You understand Ruby escaping - just not XPath escaping. There is none.
Ah. Ok.
If you
use ' to delimit a string, you cannot use ' inside it. I would love to
be proven
wrong, but I did research this for quite a while.
Why didn't my $name substitution work? It's in the rdocs...
f = File.new('xml4.xml')
doc = Document.new(f)
input_name = gets
input_name = input_name.chomp
target = XPath.match(doc, "//programmer[text() = 'John']")

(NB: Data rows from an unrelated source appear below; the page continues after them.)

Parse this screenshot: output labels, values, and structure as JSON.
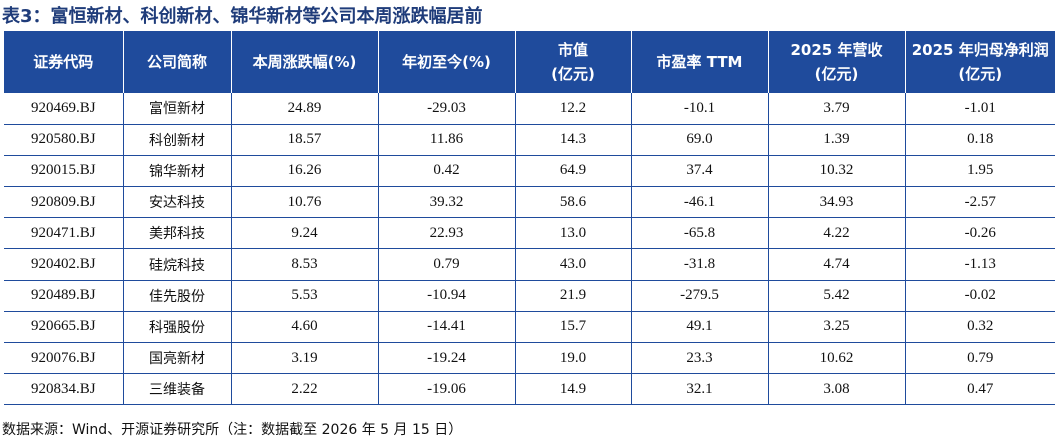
{
  "title": "表3：富恒新材、科创新材、锦华新材等公司本周涨跌幅居前",
  "headers": [
    {
      "l1": "证券代码",
      "l2": ""
    },
    {
      "l1": "公司简称",
      "l2": ""
    },
    {
      "l1": "本周涨跌幅(%)",
      "l2": ""
    },
    {
      "l1": "年初至今(%)",
      "l2": ""
    },
    {
      "l1": "市值",
      "l2": "(亿元)"
    },
    {
      "l1": "市盈率 TTM",
      "l2": ""
    },
    {
      "l1": "2025 年营收",
      "l2": "(亿元)"
    },
    {
      "l1": "2025 年归母净利润",
      "l2": "(亿元)"
    }
  ],
  "rows": [
    [
      "920469.BJ",
      "富恒新材",
      "24.89",
      "-29.03",
      "12.2",
      "-10.1",
      "3.79",
      "-1.01"
    ],
    [
      "920580.BJ",
      "科创新材",
      "18.57",
      "11.86",
      "14.3",
      "69.0",
      "1.39",
      "0.18"
    ],
    [
      "920015.BJ",
      "锦华新材",
      "16.26",
      "0.42",
      "64.9",
      "37.4",
      "10.32",
      "1.95"
    ],
    [
      "920809.BJ",
      "安达科技",
      "10.76",
      "39.32",
      "58.6",
      "-46.1",
      "34.93",
      "-2.57"
    ],
    [
      "920471.BJ",
      "美邦科技",
      "9.24",
      "22.93",
      "13.0",
      "-65.8",
      "4.22",
      "-0.26"
    ],
    [
      "920402.BJ",
      "硅烷科技",
      "8.53",
      "0.79",
      "43.0",
      "-31.8",
      "4.74",
      "-1.13"
    ],
    [
      "920489.BJ",
      "佳先股份",
      "5.53",
      "-10.94",
      "21.9",
      "-279.5",
      "5.42",
      "-0.02"
    ],
    [
      "920665.BJ",
      "科强股份",
      "4.60",
      "-14.41",
      "15.7",
      "49.1",
      "3.25",
      "0.32"
    ],
    [
      "920076.BJ",
      "国亮新材",
      "3.19",
      "-19.24",
      "19.0",
      "23.3",
      "10.62",
      "0.79"
    ],
    [
      "920834.BJ",
      "三维装备",
      "2.22",
      "-19.06",
      "14.9",
      "32.1",
      "3.08",
      "0.47"
    ]
  ],
  "source": "数据来源：Wind、开源证券研究所（注：数据截至 2026 年 5 月 15 日）",
  "colors": {
    "header_bg": "#1f4b9c",
    "title": "#1f3c7a",
    "grid": "#1f4b9c"
  }
}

puts target[0].attributes["age"]
Wouldn't this work?
target = XPath.match(doc, "//programmer[text() = $name]", :name =>
$john)
I don't know what you are trying to do there. What is $john? This
doesn't work for me:
<xml version="1.0" encoding="ISO-8859-1"?>
<programmers>
<programmer age="50">Joh'n</programmer>
<programmer age="30">Sally</programmer>
</programmers>
require 'rexml/document'
include REXML
f = File.new('xml4.xml')
doc = Document.new(f)
input_name = gets
input_name = input_name.chomp
p input_name
target = XPath.match(doc, "//programmer[text() = $name]", :name =>
$input_name)
p target
puts target[0].attributes["age"]
--output:--
$ ruby r1test.rb
Joh'n
"Joh'n"
r1test.rb:14: undefined method `attributes' for nil:NilClass
(NoMethodError)
I thought the question you presented was how are you going to be able to
handle all these cases in the xml:
<programmer age="50">John</programmer>
<programmer age="50">Joh'n</programmer>
<programmer age="50">Joh"n</programmer>
The user may type in: John, or Joh'n, or Joh"n.